A new way of financing solar is taking off in the solar industry: pre-paid, Property Assessed Clean Energy (“PACE”) funded Power Purchase Agreements (“PPA”). At this point in solar’s mainstream transformation of our electric supply, most people are familiar with the acronym “PPA”. In case you missed it, however, PPAs are arrangements where a company installs and owns a solar system on someone else’s property to whom they sell the power the system generates over a period of time often lasting twenty or more years and with options to purchase the system provided at strategic times. In the most recent twist on this structure, property owners are using PACE funds to pre-pay their PPAs with zero money down.

In areas with PACE legislation, such as most of California, property owners can receive a loan to finance their purchase of retrofits for “energy and water efficiency, electric vehicle charging infrastructure, and clean energy improvements” through a loan that is attached to the property, rather than an individual, and paid back through an annual assessment on the property’s tax bill. The loans are repaid over the selected term (over the course of somewhere between 5 and 25 years). PACE proceeds can be used to retrofit both commercial and residential properties. These PACE programs are serving as a market mechanism to supplement existing and former rooftop solar programs, such as the California Solar Initiative and the California Energy Commission’s New Solar Homes Partnership. Financing programs, such as PACE, play an increasingly important role as incentives offered through these programs phase out over time.

PACE financing programs can be set up and administered under either of two different statutory frameworks: the Improvement Act of 1911 (Improvement Act) as amended by AB 811 or the Mello-Roos Act under a city’s charter authority or as amended under SB 555. Both the Improvement Act and Mello-Roos Act authorize creation of special tax districts, voluntary contractual agreements for financing between an authorized entity and the property owner, use of available funding from any source including existing bond issuing statutes and attachment of assessments to the property. Given the two different enabling legislations for PACE programs, the statutory and technical differences among the PACE programs differ depending upon whether the applicable government entity has chosen to create their program under the Mello-Roos Act or the Improvement Act. The differences and perceived advantages between these statutory frameworks are beyond the scope of this newsletter article, but it should be noted they exist and most operational PACE programs in California were formed under the AB 811 amendment to the Improvement Act.

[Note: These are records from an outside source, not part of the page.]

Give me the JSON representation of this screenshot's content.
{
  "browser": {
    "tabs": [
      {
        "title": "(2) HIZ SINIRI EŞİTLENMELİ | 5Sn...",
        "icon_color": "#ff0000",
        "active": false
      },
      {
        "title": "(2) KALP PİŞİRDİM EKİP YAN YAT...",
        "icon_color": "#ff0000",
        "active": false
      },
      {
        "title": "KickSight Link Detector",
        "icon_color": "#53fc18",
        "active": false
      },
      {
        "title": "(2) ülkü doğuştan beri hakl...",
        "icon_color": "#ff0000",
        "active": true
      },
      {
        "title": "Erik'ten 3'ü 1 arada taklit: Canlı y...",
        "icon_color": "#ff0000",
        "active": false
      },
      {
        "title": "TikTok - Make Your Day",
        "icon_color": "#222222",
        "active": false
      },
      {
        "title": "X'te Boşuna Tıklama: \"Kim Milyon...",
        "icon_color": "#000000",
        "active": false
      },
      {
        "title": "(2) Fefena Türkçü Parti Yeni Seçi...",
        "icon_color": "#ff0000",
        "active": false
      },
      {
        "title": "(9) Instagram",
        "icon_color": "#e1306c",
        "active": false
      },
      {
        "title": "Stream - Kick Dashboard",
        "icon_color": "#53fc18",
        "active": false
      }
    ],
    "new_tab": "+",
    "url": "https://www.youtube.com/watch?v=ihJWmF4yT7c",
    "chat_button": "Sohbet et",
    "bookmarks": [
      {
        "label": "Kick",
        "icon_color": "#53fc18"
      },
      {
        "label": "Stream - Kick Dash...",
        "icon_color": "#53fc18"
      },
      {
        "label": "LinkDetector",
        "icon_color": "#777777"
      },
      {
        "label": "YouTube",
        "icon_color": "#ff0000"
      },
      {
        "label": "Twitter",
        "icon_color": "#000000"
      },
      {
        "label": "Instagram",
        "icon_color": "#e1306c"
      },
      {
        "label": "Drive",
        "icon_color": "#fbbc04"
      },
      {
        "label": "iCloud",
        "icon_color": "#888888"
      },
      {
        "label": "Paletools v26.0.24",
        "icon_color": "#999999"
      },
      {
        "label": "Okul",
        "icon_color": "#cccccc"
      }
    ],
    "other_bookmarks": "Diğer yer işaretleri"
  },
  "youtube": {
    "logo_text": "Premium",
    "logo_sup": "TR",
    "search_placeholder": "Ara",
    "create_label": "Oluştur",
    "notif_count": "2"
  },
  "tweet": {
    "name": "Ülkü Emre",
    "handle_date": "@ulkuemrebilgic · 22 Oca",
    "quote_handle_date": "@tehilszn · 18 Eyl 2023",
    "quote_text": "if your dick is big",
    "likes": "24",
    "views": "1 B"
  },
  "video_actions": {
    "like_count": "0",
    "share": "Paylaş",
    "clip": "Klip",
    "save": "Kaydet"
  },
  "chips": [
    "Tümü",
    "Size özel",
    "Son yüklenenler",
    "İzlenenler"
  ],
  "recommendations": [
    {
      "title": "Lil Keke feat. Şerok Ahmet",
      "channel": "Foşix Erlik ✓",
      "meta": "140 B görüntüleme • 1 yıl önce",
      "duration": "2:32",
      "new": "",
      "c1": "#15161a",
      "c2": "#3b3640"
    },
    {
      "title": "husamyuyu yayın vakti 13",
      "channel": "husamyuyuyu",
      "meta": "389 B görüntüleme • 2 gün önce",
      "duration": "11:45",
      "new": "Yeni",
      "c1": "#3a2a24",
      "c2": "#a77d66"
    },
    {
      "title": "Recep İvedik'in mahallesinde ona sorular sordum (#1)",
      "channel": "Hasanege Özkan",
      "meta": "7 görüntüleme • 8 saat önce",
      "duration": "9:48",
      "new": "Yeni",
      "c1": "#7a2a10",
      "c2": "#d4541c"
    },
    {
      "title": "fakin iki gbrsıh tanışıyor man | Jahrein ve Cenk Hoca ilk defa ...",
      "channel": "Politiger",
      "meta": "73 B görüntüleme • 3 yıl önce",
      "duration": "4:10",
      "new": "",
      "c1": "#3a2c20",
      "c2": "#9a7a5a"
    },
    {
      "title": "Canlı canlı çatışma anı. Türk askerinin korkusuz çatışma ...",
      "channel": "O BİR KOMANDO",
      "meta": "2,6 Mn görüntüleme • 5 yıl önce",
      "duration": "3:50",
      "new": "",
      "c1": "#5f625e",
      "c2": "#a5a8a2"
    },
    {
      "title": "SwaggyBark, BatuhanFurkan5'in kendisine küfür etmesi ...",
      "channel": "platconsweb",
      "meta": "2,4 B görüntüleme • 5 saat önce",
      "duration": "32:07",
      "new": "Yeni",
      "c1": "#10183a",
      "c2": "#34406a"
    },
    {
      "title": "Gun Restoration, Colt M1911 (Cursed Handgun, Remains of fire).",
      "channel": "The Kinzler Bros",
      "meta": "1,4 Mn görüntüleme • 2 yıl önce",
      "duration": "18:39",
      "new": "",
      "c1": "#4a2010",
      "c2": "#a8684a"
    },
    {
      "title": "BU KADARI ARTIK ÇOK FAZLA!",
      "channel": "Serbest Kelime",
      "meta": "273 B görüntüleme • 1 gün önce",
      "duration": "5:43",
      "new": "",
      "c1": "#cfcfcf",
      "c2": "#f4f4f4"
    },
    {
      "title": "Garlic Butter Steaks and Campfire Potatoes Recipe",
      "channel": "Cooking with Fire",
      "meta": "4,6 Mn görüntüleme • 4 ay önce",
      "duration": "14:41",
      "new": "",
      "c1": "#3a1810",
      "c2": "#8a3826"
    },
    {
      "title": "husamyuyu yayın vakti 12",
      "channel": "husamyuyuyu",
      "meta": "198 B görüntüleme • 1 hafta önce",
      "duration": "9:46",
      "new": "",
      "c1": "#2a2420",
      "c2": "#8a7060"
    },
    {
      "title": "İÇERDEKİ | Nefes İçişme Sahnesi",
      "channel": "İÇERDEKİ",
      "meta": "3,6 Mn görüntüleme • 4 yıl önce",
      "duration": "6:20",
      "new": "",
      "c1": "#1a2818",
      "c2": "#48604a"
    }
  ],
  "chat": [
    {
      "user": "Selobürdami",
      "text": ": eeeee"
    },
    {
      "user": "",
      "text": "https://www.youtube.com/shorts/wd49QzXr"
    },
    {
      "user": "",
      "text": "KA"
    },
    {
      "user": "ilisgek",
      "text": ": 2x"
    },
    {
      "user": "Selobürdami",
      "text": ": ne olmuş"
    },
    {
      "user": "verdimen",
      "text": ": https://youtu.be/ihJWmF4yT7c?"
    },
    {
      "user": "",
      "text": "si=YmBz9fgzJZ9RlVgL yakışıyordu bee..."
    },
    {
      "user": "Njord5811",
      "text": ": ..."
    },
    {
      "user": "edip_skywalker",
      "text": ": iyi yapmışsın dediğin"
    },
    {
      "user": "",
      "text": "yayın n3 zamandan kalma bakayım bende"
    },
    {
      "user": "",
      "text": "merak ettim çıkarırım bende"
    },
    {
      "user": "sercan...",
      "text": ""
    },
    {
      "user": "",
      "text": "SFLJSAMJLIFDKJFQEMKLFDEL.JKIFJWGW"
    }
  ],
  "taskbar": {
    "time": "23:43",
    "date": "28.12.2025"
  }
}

In the past, residential PACE programs faced hurdles to implementation due to lien seniority issues and the Federal Housing Finance Agency (FHFA). Because PACE liens take seniority over existing mortgages, the Federal Housing Finance Agency (FHFA) raised concerns that residential PACE financing may result in additional risk to mortgage lenders. For instance, PACE assessments have priority over other property-based debts in a foreclosure. This priority allows PACE programs to offer lower interest rates. Due to these concerns, in August of 2010 Fannie Mae and Freddie Mac announced they would no longer purchase mortgages for homes with first lien priority PACE obligations, leading many PACE administrators to suspend their residential programs. In September of 2013, Governor Jerry Brown signed Senate Bill 96 into law, authorizing CAEATFA to establish a PACE Loss Reserve Program (the Program) to assist in addressing FHFA’s financial concerns and support these residential PACE financing programs. CAEATFA launched the Program in March of 2014. Many PACE administrators have already enrolled in the PACE Loss Reserve Program and continue to offer residential PACE financing in a growing number of areas in California. In addition to protecting first mortgage lenders from losses attributable to PACE liens, the Program will collect necessary data on the performance of PACE financing over time, something FHFA has stated is required to better understand the actual risk to mortgage lenders. The information the PACE Loss Reserve Program collects will be valuable to policymakers and may inform future best practices and standards for residential PACE financing. PACE Programs submit claims directly to CAEATFA under CAEATFA Regulation Section 10083 & 10084. As of the date of this newsletter, CAEATFA has not received any claims against the Loss Reserve.

There are many benefits to applying PACE funds to prepay a PPA. The most obvious benefit is that the property owner can save their cash while capitalizing on the benefit of project costs being lower due to the provider retaining the tax incentives and passing the benefit on to the property owner as a lower lease or services payment. Since the PACE loan runs with the property, theoretically, this means that an owner would not be required to pay off the lien if they sold the property although this has not always been true in practice for residential owners due to buyer uncertainty and Federal Housing Finance Agency scrutiny. In addition, the tax assessment correlates with the useful life of the improvement and does not require an initial down payment like other types of financing. In regard to the PPA itself, a PACE financed, pre-paid PPA is subject to the contractual assessments requirements per California State & Highway Code Section 5899.2. This section requires modification to the typical PPA to comply with requirements related to the PACE assessment contract. Of course, other legal considerations also must be taken into account depending on the specific solar project structure, such as possible modifications to the PPA’s terms related to events of default, design risk, changes in project assumptions, definitions of key terms, payment structure, and conditions to obligations that might be modified by the PACE funded pre-paid PPA structure.